Porting an existing Python module written in C into Java that Jython understands is a pretty straightforward task so it can serve as a good introduction to the Jython codebase. I'm going to explain how to go about porting the csv module here.
- Declare your intention to implement the csv module on the Jython dev list so no one else starts working on it.
- Add a new class org.python.modules._csv.java in src to mirror _csv.c from CPython.
- Add "_csv" to the builtinModules array in org.python.modules.Setup
- Run dist/Lib/test/test_csv.py. Everything will fail since none of the csv methods are implemented yet. Now pick one of the simpler tests and start adding methods to csv to get it to work. _csv.java will be an implementation of the stuff in _csv.c from Python. All of csv_methods from _csv.c needs to be implemented as static methods in _csv.java. You can get an idea of how it's done from _codecs.java and _codecs.c or any of the module implementations in org.python.modules and their corresponding C implementation. As you add the methods to _csv.java, Jython will pick up on them and parts of the tests will start working.

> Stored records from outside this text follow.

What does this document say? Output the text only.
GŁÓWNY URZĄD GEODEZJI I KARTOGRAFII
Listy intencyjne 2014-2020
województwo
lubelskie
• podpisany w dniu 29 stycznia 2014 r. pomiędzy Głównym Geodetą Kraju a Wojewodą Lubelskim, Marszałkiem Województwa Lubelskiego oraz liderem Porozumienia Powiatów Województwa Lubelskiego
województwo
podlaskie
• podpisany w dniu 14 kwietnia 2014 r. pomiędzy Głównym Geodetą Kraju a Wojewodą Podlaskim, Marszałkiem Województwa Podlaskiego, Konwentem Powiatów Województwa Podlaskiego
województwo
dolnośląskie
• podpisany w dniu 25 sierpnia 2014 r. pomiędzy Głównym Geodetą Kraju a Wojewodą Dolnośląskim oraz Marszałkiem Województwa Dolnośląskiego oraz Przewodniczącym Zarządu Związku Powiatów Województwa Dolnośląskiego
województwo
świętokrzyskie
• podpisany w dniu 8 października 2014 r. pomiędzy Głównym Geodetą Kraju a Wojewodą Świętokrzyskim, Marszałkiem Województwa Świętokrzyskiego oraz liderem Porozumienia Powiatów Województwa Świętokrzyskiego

- Keep adding pieces to _csv.java till the tests pass
Submit a patch to the tracker.
- Revel in the glory of another implemented module
The table below contains modules implemented in C in Python that are missing in Jython. Feel free to grab one of them and get started. If none of them catch your fancy, run dist/Lib/test/regrtest.py. All of the skipped tests are for modules that are present in CPython but not in Jython, so they're fair game too. See the "Missing Modules" section of ../RegressionTestNotes for a list as of 20061123.
Module |
Taken |
Affected tests |
csv |
Y |
test_csv |
tarfile |
N |
test_tarfile |
unicodedata |
Y |
test_unicodedata,test_codeccallback |
heapq |
N |
test_heapq |
mmap |
Y |
test_mmap |
Comments
Why have you called the Java file _csv.java instead of just csv.java? Is there a convention here and if so, why don't all the classes follow the same convention.
pdrummond: Short answer: It's called _csv because that is what it's called in CPython!

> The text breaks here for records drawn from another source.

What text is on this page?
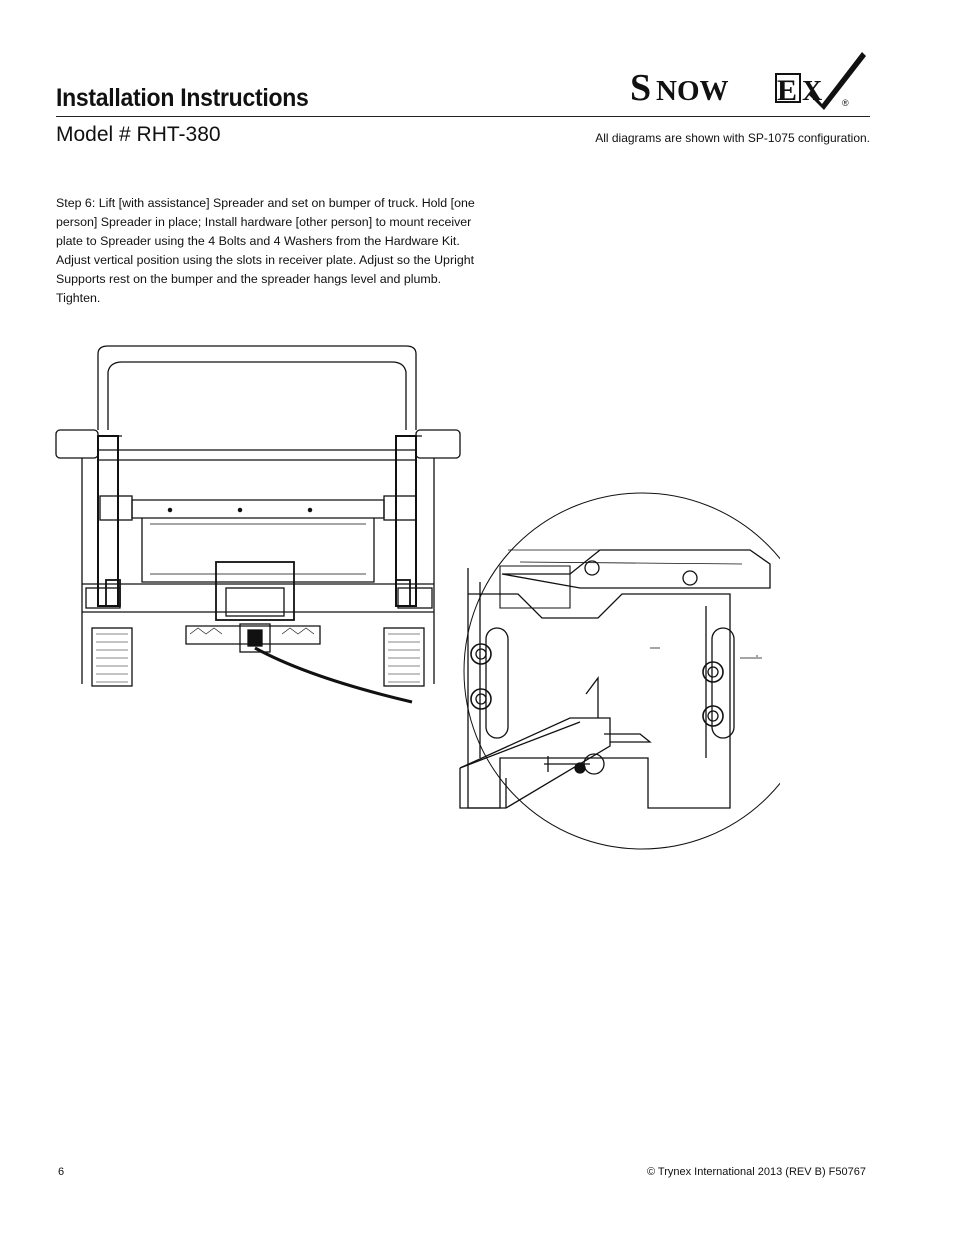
Installation Instructions
Model # RHT-380	All diagrams are shown with SP-1075 configuration.
S NOW E X ®
Step 6: Lift [with assistance] Spreader and set on bumper of truck. Hold [one person] Spreader in place; Install hardware [other person] to mount receiver plate to Spreader using the 4 Bolts and 4 Washers from the Hardware Kit. Adjust vertical position using the slots in receiver plate. Adjust so the Upright Supports rest on the bumper and the spreader hangs level and plumb. Tighten.
6	© Trynex International 2013 (REV B) F50767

Long answer: Hmmm. Will have to swat up on CPython's module naming conventions to answer this properly! I think CPython's general convention is "<name>module.c" so csv really should be "csvmodule.c" shouldn't it? I guess the underscore is necessary because there is a csv.py wrapper so the "csv" name is already taken, but I need to check this to be sure!

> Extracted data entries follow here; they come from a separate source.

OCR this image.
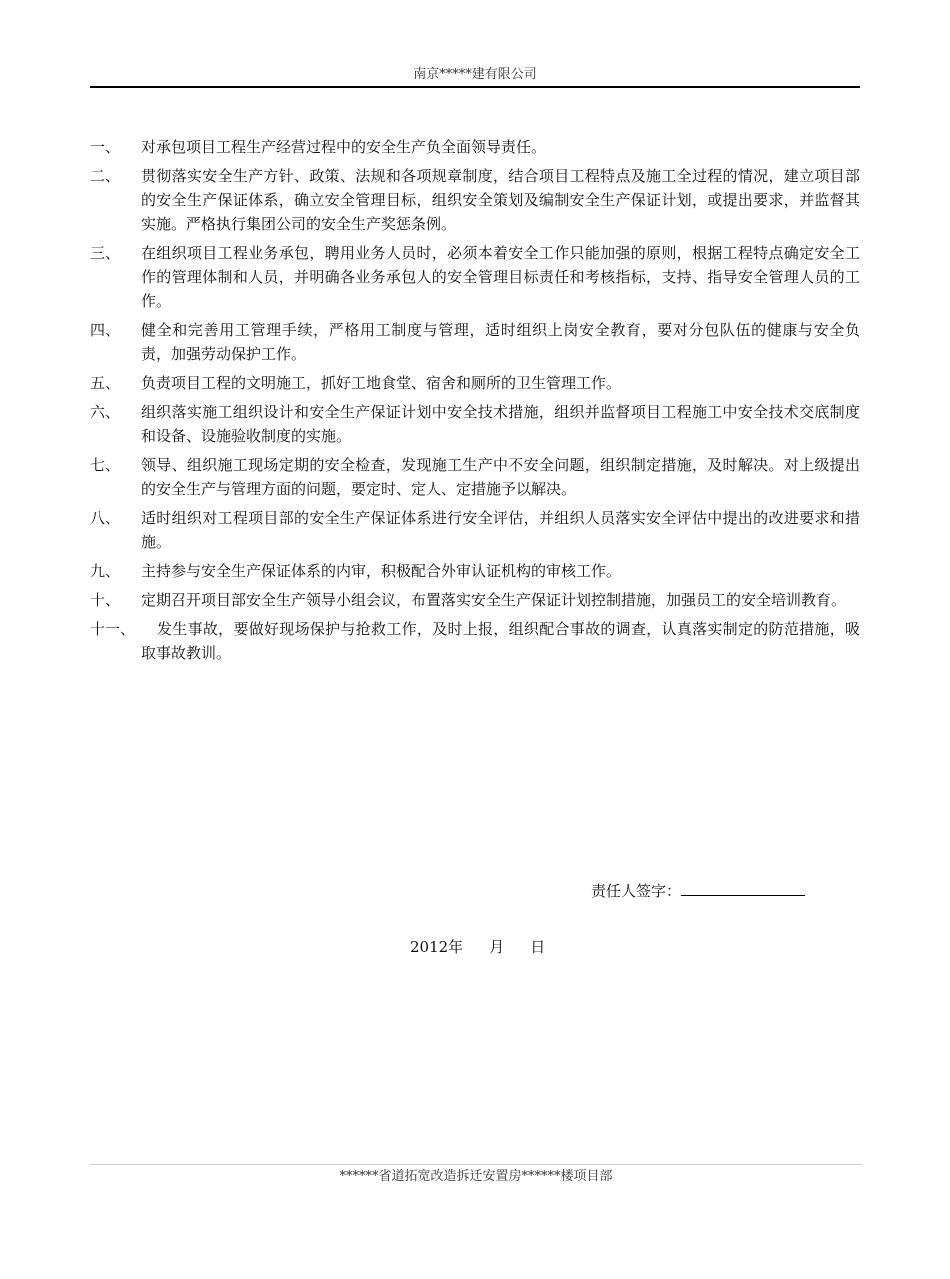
南京*****建有限公司
一、 对承包项目工程生产经营过程中的安全生产负全面领导责任。
二、 贯彻落实安全生产方针、政策、法规和各项规章制度，结合项目工程特点及施工全过程的情况，建立项目部的安全生产保证体系，确立安全管理目标，组织安全策划及编制安全生产保证计划，或提出要求，并监督其实施。严格执行集团公司的安全生产奖惩条例。
三、 在组织项目工程业务承包，聘用业务人员时，必须本着安全工作只能加强的原则，根据工程特点确定安全工作的管理体制和人员，并明确各业务承包人的安全管理目标责任和考核指标，支持、指导安全管理人员的工作。
四、 健全和完善用工管理手续，严格用工制度与管理，适时组织上岗安全教育，要对分包队伍的健康与安全负责，加强劳动保护工作。
五、 负责项目工程的文明施工，抓好工地食堂、宿舍和厕所的卫生管理工作。
六、 组织落实施工组织设计和安全生产保证计划中安全技术措施，组织并监督项目工程施工中安全技术交底制度和设备、设施验收制度的实施。
七、 领导、组织施工现场定期的安全检查，发现施工生产中不安全问题，组织制定措施，及时解决。对上级提出的安全生产与管理方面的问题，要定时、定人、定措施予以解决。
八、 适时组织对工程项目部的安全生产保证体系进行安全评估，并组织人员落实安全评估中提出的改进要求和措施。
九、 主持参与安全生产保证体系的内审，积极配合外审认证机构的审核工作。
十、 定期召开项目部安全生产领导小组会议，布置落实安全生产保证计划控制措施，加强员工的安全培训教育。
十一、	发生事故，要做好现场保护与抢救工作，及时上报，组织配合事故的调查，认真落实制定的防范措施，吸取事故教训。
责任人签字：
2012年 月 日
******省道拓宽改造拆迁安置房******楼项目部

FrankWierzbicki: This is actually a CPython convention -- but one that is inconsistently applied -- the 2.6 version is making this more consistent. The convention is: for a given module x, there is usually an implementation in python called x.py and a c implementation called _x.c. Generally x.py tries to import _x.c at the beginning -- this way implementations like Jython can get a pure python implementation right away, but can also implement a faster version that we should call _x.java later. I'd like to add that I would recommend looking at the CPython implementation as you go -- there are almost always subtleties that the tests miss - I used to assume the tests where good enough but got burned a couple of times this way.
Will the test_csv.py file automatically appear after a build or do we have to implement this ourself?
pdrummond: test_csv.py will appear auto-magically after a build in dist/Lib/test (at least, it will in the 2.3 branch) and it is a CPython test script.